The interviews are always conducted in the privacy of my husband’s study. The children have received “facts of life” information from their dad and me in this setting. Certain four-letter words heard at school have been discussed and explained. All questions are answered without hesitation or embarrassment.
When our oldest daughter saw an educational film on maturation at school, she and her dad discussed the subject thoroughly during their interview. Later, she was the only one in class who raised her hand in the affirmative when the teacher asked if they had been able to discuss the film with their fathers. She was proud of that. This verifies the kind of relationship they have developed with one another over the years. I feel that the interviews have contributed to this relationship in a very positive way.
We have found it important to be flexible with the interview schedules. Recently, our nine-year-old came to us and asked urgently if this was interview week. We knew right then that something was wrong. Mark and I took her into the study to talk to her immediately. She just couldn’t hold it in any longer. A very embarrassing incident had happened in the park that week, and it had disturbed her a great deal; she had been having trouble sleeping because of it. We were able to help her by letting her talk it out. How wonderful it was to have her come to us with this problem. Because the communication channels were opened long ago, she felt safe talking it out with us. Had we not developed this easy rapport over the years, perhaps this experience would have remained bottled up inside, causing emotional trauma later on.
Sometimes there are no problems or questions, so the children just talk about what’s happening in their lives at that time. Many times at the end of the interview, goals are discussed and challenges are given.

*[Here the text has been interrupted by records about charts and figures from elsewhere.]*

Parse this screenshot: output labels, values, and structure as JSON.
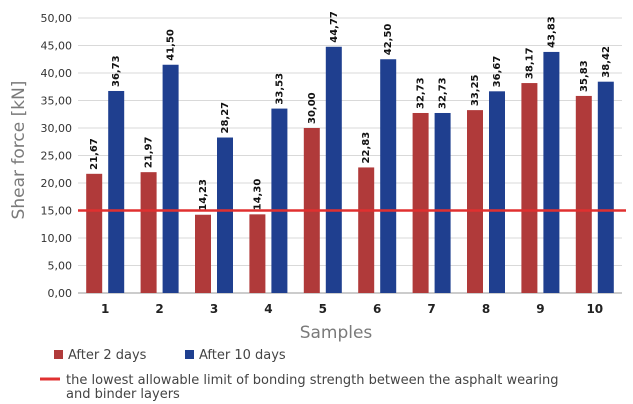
{
  "chart_data": {
    "type": "bar",
    "ylabel": "Shear force [kN]",
    "xlabel": "Samples",
    "ylim": [
      0,
      50
    ],
    "y_ticks": [
      "0,00",
      "5,00",
      "10,00",
      "15,00",
      "20,00",
      "25,00",
      "30,00",
      "35,00",
      "40,00",
      "45,00",
      "50,00"
    ],
    "categories": [
      "1",
      "2",
      "3",
      "4",
      "5",
      "6",
      "7",
      "8",
      "9",
      "10"
    ],
    "series": [
      {
        "name": "After 2 days",
        "color": "#b03a3a",
        "values": [
          21.67,
          21.97,
          14.23,
          14.3,
          30.0,
          22.83,
          32.73,
          33.25,
          38.17,
          35.83
        ],
        "labels": [
          "21,67",
          "21,97",
          "14,23",
          "14,30",
          "30,00",
          "22,83",
          "32,73",
          "33,25",
          "38,17",
          "35,83"
        ]
      },
      {
        "name": "After 10 days",
        "color": "#1f3f8f",
        "values": [
          36.73,
          41.5,
          28.27,
          33.53,
          44.77,
          42.5,
          32.73,
          36.67,
          43.83,
          38.42
        ],
        "labels": [
          "36,73",
          "41,50",
          "28,27",
          "33,53",
          "44,77",
          "42,50",
          "32,73",
          "36,67",
          "43,83",
          "38,42"
        ]
      }
    ],
    "reference_line": {
      "value": 15,
      "color": "#e03030",
      "label": "the lowest allowable limit of bonding strength between the asphalt wearing and binder layers"
    },
    "grid": true,
    "legend_position": "bottom"
  }
}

Six-year-old Doug patiently awaits his turn for an interview. He sighs audibly through the crack under the study door, hoping, perhaps, it will distract his sister into talking faster. Finally the door is opened and Doug bounds in, triumphantly shutting the door. He jumps on his dad’s lap, gives him a big hug, and snuggles up close to him. “Dad,” he says, “what do you want to talk about?”
Let’s Talk about It
After reading “‘Dad, What Do You Want to Talk About?’” individually or as a family, you may want to consider the following questions and suggestions.
1. Why are personal interviews with a parent so valuable to children?
2. In your home, are there regular interviews between father or mother and each child? If not, would they be helpful to your family?
3. Parents: What topics would you like to discuss with each of your children? Children: What topics would you like to discuss in private with one or both of your parents?